Я слышу очень противный свист, и сразу же меня окольцовывает буквально болью. Кажется, все тело взрывается ею, отчего я кричу, не в силах удержаться. И длится это вечность, отчего я едва не теряю сознание. Но вот свист утихает, я прихожу в себя, дрожа всем телом.
– Быстро снять с себя одежду, животное! – звучит приказ. – Иначе…
Что будет иначе, я уже понимаю. Как такое возможно? Ведь хоть какая-то видимость свободы до сих пор сохранялась, а сейчас… давясь слезами, я начинаю медленно расстегивать непослушными пальцами блузку. Кто-то неизвестный, которого я не вижу, молчит, и свист не слышен, но я вся дрожу, боясь возвращения этой дикой, непереносимой боли. С трудом раздеваюсь до нижнего белья и замираю, но снова слышится свист, и я в испуге сдергиваю с себя оставшееся.
– Встать смирно, животное! – командует лишенный всяких интонаций голос.

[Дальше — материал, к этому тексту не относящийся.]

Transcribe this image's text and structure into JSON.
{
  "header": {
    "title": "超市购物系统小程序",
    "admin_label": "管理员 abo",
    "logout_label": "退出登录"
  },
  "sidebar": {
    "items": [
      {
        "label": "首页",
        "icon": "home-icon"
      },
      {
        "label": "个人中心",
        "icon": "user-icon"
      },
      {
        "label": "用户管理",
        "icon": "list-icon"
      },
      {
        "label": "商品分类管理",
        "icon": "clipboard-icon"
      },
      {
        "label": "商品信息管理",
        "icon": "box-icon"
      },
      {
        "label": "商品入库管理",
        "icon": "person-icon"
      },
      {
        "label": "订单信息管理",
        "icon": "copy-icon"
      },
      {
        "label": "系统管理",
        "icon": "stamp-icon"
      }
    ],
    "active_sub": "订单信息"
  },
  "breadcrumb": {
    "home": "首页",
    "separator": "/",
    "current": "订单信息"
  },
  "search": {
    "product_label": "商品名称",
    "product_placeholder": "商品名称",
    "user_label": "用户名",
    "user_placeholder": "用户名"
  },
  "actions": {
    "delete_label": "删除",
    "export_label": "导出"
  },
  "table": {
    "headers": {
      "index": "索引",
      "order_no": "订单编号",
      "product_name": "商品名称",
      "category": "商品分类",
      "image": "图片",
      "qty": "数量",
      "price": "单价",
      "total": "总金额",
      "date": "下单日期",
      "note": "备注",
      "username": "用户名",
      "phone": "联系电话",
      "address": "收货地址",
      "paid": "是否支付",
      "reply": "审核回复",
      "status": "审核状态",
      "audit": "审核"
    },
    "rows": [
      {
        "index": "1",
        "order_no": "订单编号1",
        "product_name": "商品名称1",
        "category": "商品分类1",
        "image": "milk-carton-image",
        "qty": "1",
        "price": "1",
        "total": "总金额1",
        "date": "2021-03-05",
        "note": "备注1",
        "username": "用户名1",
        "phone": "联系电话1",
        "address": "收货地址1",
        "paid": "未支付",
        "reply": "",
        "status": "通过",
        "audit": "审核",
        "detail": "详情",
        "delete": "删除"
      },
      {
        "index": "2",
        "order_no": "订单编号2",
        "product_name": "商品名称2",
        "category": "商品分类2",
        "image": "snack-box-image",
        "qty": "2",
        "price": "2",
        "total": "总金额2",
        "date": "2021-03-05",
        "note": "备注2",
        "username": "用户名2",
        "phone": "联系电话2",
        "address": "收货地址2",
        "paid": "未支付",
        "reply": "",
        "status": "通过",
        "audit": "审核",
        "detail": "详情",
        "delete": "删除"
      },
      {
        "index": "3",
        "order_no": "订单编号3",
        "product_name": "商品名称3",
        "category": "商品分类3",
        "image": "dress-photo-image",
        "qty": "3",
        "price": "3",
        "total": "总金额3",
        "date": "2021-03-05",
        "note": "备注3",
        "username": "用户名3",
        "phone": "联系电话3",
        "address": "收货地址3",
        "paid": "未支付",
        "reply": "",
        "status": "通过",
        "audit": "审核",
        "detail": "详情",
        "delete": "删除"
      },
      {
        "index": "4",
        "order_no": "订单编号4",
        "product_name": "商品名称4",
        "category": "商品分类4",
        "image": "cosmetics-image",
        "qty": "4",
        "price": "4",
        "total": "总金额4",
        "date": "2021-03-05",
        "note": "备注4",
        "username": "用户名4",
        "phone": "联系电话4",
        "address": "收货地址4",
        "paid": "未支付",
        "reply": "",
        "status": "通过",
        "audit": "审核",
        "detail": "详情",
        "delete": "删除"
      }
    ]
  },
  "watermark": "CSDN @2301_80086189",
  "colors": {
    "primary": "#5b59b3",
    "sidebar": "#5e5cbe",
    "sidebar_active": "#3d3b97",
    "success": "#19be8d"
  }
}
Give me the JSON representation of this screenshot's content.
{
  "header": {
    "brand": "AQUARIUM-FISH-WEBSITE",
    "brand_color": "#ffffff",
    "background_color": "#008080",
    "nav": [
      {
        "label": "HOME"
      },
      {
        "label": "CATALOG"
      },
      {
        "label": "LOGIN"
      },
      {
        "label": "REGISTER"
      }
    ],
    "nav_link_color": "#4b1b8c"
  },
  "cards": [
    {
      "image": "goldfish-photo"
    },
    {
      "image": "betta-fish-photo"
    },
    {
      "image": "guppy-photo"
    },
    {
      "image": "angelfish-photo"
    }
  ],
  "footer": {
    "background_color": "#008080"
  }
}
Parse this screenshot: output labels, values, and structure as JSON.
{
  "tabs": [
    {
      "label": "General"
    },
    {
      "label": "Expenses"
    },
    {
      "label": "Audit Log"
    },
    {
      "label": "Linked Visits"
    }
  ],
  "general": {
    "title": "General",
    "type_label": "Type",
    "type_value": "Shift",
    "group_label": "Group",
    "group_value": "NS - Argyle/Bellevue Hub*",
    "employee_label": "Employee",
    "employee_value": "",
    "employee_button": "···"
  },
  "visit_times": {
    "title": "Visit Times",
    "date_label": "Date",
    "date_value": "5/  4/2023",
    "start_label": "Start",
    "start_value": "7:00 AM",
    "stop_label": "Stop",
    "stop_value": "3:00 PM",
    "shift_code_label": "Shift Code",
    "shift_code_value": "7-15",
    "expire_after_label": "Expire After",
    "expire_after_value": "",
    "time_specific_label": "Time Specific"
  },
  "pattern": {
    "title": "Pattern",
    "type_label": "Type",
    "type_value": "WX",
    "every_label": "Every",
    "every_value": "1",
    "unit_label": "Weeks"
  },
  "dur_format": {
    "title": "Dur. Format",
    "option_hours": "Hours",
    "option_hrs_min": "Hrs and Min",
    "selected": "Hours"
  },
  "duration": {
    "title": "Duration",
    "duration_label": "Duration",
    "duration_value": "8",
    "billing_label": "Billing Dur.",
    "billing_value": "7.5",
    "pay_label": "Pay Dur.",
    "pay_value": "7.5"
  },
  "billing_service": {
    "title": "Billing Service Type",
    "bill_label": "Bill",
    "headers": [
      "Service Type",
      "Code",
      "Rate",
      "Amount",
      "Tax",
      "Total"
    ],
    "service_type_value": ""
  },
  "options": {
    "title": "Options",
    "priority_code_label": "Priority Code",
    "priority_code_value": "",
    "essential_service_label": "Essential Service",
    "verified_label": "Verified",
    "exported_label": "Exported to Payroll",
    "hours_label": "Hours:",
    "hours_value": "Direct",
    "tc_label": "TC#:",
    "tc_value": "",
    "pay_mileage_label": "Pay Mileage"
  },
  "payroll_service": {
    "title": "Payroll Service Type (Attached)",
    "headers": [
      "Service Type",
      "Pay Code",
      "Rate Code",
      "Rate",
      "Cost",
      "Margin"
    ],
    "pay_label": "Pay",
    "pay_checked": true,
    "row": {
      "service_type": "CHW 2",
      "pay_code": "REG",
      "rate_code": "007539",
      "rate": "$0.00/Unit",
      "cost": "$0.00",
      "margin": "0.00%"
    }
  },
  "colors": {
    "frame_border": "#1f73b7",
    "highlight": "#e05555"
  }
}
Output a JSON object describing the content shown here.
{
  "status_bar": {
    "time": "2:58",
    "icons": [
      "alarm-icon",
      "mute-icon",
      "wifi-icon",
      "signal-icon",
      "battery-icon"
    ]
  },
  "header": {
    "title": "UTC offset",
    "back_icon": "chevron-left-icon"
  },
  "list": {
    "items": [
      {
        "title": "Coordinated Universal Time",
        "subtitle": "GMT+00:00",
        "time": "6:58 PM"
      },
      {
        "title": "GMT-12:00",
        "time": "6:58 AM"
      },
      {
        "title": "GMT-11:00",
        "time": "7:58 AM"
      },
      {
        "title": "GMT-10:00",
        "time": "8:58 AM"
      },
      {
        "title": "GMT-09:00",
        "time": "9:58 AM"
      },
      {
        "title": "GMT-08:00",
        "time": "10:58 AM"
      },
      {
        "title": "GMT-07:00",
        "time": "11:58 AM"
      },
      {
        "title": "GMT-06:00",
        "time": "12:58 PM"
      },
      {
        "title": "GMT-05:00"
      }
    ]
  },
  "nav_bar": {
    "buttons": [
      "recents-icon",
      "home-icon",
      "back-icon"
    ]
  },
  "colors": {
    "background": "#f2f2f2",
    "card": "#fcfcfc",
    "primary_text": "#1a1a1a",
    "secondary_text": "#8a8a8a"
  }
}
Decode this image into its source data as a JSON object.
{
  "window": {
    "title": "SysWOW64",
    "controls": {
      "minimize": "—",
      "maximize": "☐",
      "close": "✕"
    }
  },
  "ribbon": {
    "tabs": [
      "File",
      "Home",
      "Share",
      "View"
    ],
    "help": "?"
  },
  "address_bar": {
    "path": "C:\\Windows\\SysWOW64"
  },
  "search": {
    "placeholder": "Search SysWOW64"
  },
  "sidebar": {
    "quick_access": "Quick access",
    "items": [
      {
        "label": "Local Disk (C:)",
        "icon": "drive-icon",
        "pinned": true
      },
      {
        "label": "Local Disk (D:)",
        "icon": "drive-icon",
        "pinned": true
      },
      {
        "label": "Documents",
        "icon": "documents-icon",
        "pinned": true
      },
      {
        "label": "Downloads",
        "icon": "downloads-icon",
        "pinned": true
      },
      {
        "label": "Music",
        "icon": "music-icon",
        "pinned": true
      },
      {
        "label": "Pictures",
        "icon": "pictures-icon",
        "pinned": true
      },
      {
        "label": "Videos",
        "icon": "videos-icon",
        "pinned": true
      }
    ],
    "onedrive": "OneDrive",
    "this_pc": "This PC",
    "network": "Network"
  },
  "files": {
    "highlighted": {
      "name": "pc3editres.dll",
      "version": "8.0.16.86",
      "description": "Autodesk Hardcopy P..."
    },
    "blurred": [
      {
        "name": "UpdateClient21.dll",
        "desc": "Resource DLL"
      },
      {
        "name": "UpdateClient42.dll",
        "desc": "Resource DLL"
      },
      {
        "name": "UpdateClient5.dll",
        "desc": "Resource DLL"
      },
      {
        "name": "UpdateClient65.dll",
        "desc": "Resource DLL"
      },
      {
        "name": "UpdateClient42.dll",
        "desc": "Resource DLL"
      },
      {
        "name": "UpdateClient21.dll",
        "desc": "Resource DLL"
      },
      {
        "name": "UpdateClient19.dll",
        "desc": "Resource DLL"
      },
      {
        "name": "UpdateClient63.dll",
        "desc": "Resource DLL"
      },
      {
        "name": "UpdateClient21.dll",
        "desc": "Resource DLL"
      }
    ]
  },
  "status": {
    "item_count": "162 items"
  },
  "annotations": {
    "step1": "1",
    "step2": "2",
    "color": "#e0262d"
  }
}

Только сейчас я понимаю: нет никаких интонаций, вообще, как будто со мной робот говорит! Но как такое возможно? Почему он называет меня животным? Что происходит?! Я уже открываю рот, но замираю в ужасе, потому что… Если меня здесь считают животным, то могут спокойно убить, а уж разговаривать точно никто не будет.
Если это робот, то он будет меня мучить до тех пор, пока я не сделаю, что ему нужно, точнее, его создателям. Но вот только стоять безо всего мне очень некомфортно и дико страшно, ибо воображение рисует картины очень уж жуткие. И, подумав о том, что со мной теперь будут делать, я чувствую просто дикий холод, пальцы при этом пронизывают будто много маленьких иголочек, и я…
***
В себя я прихожу от сильного удара по лицу. Нестерпимо болит живот, при этом я лежу. Что со мной? Где я? Но спросить не успеваю, потому что в меня прилетает что-то, одеждой не идентифицирующееся. Грубая серая ткань заставляет ее ощупывать, при этом я не понимаю ничего.
– Надеть на себя! – слышу я приказ, который сразу же пытаюсь выполнить, потому что не хочу боли.
Похоже, это мешок с вырезами для головы и рук. Но делать нечего, я натягиваю его на себя, заметив, что кожа на животе покраснела сильно. Видимо, сейчас не время для разглядываний, потому что я получаю следующий удар, неизвестно откуда. От него темнеет в глазах просто, я даже вскрикнуть не могу.
– Встать и идти, животное категории «А», – следующий приказ совсем непонятен, но, осмотревшись, я вижу открытую дверь.
Эта комната еще меньше предыдущей, в ней только лежанка и свисающее с потолка что-то страшное, что разглядывать я просто боюсь. С трудом встав с лежанки, направляюсь в сторону двери, а ухо при этом ловит переговоры на вполне знакомом мне языке.
– Особь слишком молода, – произносит тот же голос без интонаций.
– Боги любят жилистое мясо, – вторит ему уже другой, на этот раз наполненный эмоциями. – Будет ухаживать за щенками.